[R] stratified Wilcoxon available?

torsten@hothorn.de torsten at hothorn.de
Tue Aug 30 14:59:52 CEST 2005


On Tue, 30 Aug 2005, Peter Dalgaard wrote:

> Torsten Hothorn <Torsten.Hothorn at rzmail.uni-erlangen.de> writes:
>
> > On Mon, 29 Aug 2005, Peter Dalgaard wrote:
> >
> > > Torsten Hothorn <Torsten.Hothorn at rzmail.uni-erlangen.de> writes:
> > >
> > > > > Dear All,
> > > > >
> > > > > is there a stratified version of the Wilcoxon test (also known as van
> > > > > Elteren test) available in R?
> > > >
> > > > you can plug it together using the `coin' infrastructure (see the
> > > > examples in the manual and vignette).
> > >
> > > I managed to dig out our old code, and patched it up loosely to fit
> > > versions of R later than 0.62 (the trend test code still seems
> > > broken). Use at own risk.
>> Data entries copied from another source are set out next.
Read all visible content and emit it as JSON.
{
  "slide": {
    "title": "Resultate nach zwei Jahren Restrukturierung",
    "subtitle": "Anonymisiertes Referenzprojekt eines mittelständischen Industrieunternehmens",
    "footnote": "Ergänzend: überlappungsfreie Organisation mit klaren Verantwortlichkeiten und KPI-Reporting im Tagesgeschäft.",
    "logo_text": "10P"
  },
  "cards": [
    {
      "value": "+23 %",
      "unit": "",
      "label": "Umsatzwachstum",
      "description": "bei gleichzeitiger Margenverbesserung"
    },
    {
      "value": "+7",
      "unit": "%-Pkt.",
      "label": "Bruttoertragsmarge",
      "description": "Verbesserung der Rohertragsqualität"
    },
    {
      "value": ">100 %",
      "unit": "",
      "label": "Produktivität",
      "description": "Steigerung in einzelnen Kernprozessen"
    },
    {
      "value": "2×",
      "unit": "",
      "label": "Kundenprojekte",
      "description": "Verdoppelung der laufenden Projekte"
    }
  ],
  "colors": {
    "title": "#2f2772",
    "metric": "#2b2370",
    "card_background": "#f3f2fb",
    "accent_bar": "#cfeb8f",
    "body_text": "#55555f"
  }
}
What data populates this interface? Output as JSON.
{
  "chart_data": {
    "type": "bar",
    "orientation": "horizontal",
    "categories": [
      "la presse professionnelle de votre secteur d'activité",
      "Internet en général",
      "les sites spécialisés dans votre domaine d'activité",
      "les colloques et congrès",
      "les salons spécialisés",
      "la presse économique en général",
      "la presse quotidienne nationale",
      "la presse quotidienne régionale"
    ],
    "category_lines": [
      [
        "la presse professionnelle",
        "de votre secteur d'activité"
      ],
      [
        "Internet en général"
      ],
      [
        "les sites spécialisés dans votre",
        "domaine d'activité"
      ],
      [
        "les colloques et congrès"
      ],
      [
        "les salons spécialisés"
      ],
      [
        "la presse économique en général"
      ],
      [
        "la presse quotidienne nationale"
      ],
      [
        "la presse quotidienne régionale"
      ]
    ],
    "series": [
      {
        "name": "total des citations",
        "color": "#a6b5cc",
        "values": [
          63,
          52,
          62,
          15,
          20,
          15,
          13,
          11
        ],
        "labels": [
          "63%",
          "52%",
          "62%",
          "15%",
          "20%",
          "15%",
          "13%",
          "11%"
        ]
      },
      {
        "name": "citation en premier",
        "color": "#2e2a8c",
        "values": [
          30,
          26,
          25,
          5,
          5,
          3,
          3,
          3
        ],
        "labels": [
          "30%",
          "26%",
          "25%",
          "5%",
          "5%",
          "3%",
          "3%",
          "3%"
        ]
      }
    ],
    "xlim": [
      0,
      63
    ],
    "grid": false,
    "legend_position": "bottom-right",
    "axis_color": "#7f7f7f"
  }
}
The usage is fairly straightforward:
> > >
> > > > SKruskal.test(y~g1|g2)
> > >
> > >         Kruskal-Wallis stratified rank sum test
> > >
> > > data:  y , group:  g1 , strata:  g2
> > > K = 3.1486, df = 3, p-value = 0.3693
> > >
> >
> > the conditional version of the above test can be computed as follows:
> >
> > R> library("coin")
> > R> set.seed(290875)
> > R> mydf <- data.frame(y = rnorm(90), x = gl(3, 30)[sample(1:90)], b = gl(3, 30))
> > R>
> > R> ### with global ranks, i.e., ranking without using the blocks
> > R> kruskal_test(y ~ x | b, data = mydf)
> >
> >         Asymptotic Kruskal-Wallis Test
> >
> > data:  y by groups 1, 2, 3
> >          stratified by b
> > T = 0.5242, df = 2, p-value = 0.7694
> >
> > R>
> > R> ### with _blockwise_ ranking and quadratic form of the test statistic
> > R> independence_test(y ~ x | b, data = mydf, ytrafo = function(data) trafo(data,
> > +                   numeric_trafo = rank, block = mydf$b), teststat = "quad")
> >
> >         Asymptotic General Independence Test
> >
> > data:  y by groups 1, 2, 3
> >          stratified by b
> > T = 0.3824, df = 2, p-value = 0.826
> >
> > R>
> > R> ### the same
> > R> SKruskal.test(y ~ x | b, data = mydf)
> >
> >         Kruskal-Wallis stratified rank sum test
> >
> > data:  y , group:  x , strata:  b
> > K = 0.3824, df = 2, p-value = 0.826
> >
> > R>
> > R>
> > R>
> > R> ### trend test (using scores 1, 2, 3)
> > R> independence_test(y ~ x | b, data = mydf, ytrafo = function(data) trafo(data,
> > +                   numeric_trafo = rank, block = mydf$b), teststat = "quad",
> > +                   scores = list(x = 1:3))
> >
> >         Asymptotic General Independence Test
> >
> > data:  y by groups 1 < 2 < 3
> >          stratified by b
> > T = 0.0264, df = 1, p-value = 0.871
> >
> > R>
> > R> ### hm.
> > R> SKruskal.test(y ~ x | b, data = mydf, trend = TRUE)
> > Error in SKruskal.test(y ~ x | b, data = mydf, trend = TRUE) :
> >         subscript out of bounds
> >
> > Best,
> >
> > Torsten
>
> Nice to see that the old code made sense.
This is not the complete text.